Galton confesses to having examined this question from many points of view, for

"whatever may be the vehemence with which particular opinions are insisted upon, its solution is unquestionably doubtful. There is a wide and growing conviction among truthseeking, earnest, humble-minded and thoughtful men, both in this country and abroad, that our cosmic relations

are by no means so clear and simple as they are popularly supposed to be, while the worthy and intelligent teachers of various creeds, who have strong persuasions on the character of these relations, do not concur in their several views." (p. 332.)

He says the results of such inquiries as he has been able to make do not confirm the common doctrines as to our relations with the unseen universe. The one thing that he can see is that man has immensely modified humanity by his action, and if he would only consciously take its betterment in hand, as a freeman shaping the course of future humanity, he might achieve great ends far less ruthlessly and more economically than Nature alone.

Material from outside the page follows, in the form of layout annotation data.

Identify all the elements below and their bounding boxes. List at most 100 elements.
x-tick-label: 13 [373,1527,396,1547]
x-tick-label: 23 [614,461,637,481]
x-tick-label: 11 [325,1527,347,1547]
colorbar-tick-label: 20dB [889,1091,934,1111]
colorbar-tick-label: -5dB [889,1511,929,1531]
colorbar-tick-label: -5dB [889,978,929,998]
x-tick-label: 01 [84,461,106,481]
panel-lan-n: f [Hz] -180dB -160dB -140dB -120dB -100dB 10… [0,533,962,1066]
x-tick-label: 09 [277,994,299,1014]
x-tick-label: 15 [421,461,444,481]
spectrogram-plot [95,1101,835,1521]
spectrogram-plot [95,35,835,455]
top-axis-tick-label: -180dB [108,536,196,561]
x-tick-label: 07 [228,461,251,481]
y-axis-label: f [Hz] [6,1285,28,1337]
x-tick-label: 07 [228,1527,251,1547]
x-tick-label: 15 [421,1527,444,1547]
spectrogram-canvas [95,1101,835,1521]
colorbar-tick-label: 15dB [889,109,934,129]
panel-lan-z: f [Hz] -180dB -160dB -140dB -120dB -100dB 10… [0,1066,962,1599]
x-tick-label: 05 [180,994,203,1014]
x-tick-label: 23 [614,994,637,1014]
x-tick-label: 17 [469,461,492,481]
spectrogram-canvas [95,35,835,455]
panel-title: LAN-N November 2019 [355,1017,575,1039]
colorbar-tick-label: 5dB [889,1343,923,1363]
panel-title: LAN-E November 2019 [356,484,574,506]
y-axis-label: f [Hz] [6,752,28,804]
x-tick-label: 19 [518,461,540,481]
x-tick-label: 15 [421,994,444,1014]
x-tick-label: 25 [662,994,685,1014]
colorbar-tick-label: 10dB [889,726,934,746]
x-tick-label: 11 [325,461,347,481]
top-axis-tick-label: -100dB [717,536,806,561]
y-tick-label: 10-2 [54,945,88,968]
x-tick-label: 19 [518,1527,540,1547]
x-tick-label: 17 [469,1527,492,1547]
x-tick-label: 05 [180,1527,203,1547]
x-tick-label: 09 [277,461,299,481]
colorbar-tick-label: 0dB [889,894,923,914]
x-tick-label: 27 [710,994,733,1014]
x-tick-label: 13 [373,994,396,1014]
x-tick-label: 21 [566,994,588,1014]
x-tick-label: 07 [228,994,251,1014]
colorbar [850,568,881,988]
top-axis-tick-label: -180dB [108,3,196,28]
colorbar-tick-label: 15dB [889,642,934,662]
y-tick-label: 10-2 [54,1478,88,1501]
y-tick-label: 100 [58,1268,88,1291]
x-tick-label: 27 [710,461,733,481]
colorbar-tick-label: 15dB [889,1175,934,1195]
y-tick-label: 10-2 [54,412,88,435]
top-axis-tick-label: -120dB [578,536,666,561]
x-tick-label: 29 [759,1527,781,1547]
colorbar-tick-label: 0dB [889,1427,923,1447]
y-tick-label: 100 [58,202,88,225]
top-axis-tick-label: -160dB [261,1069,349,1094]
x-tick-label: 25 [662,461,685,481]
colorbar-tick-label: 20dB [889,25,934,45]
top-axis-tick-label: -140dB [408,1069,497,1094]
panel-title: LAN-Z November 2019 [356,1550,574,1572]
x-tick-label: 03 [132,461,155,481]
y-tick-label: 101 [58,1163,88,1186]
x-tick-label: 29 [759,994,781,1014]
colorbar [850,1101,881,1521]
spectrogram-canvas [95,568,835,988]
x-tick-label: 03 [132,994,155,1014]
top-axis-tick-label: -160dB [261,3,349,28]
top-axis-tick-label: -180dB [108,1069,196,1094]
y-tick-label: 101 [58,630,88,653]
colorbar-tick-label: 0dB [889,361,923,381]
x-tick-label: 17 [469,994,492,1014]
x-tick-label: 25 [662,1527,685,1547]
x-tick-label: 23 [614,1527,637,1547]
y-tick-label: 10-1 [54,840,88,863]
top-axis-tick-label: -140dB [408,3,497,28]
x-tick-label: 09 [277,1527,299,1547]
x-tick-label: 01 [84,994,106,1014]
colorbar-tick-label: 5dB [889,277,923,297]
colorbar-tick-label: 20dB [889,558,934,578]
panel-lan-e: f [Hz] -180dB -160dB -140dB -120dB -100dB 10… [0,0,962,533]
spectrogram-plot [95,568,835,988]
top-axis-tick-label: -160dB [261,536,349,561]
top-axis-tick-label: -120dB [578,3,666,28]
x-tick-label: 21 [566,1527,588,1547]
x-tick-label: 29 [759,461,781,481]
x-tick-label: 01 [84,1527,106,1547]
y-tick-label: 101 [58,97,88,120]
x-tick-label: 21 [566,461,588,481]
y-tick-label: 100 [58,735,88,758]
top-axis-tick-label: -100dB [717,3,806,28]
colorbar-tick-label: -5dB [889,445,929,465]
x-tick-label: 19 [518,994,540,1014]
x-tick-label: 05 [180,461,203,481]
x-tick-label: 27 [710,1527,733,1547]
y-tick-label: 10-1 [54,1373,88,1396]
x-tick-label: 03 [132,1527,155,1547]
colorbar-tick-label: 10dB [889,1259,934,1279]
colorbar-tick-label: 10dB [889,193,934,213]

"The chief result of these Inquiries has been to elicit the religious significance of the doctrine of evolution. It suggests an alteration in our mental attitude, and imposes a new moral duty." (p. 337.)

Thus Galton finally summarised his labours of more than 12 years. Few of those who, in the following century, have quoted Galton's statement namely that eugenics was a religion, have grasped fully its relation to Darwin and Evolution. Huxley attacked the old orthodox beliefs because he thought they fettered the development of science. Galton attacked them because he thought current religion fettered the development of a higher morality and a more rational religion. Huxley spoke at the ripe moment and produced immediate effect. Galton spoke-as he himself recognisedbefore he could be understood. But those who know that even Norway, Switzerland and Roumania have now established their Institutes for the Study of Eugenics, realise that Galton's teaching is likely to affect civilised man-now and in the future-in a manner only comparable with the influence of a new religious faith. He brought the logical application of the doctrine of evolution to the betterment of the human race. That in Galton's Judgment was a science, a morality and the only rational religious faith.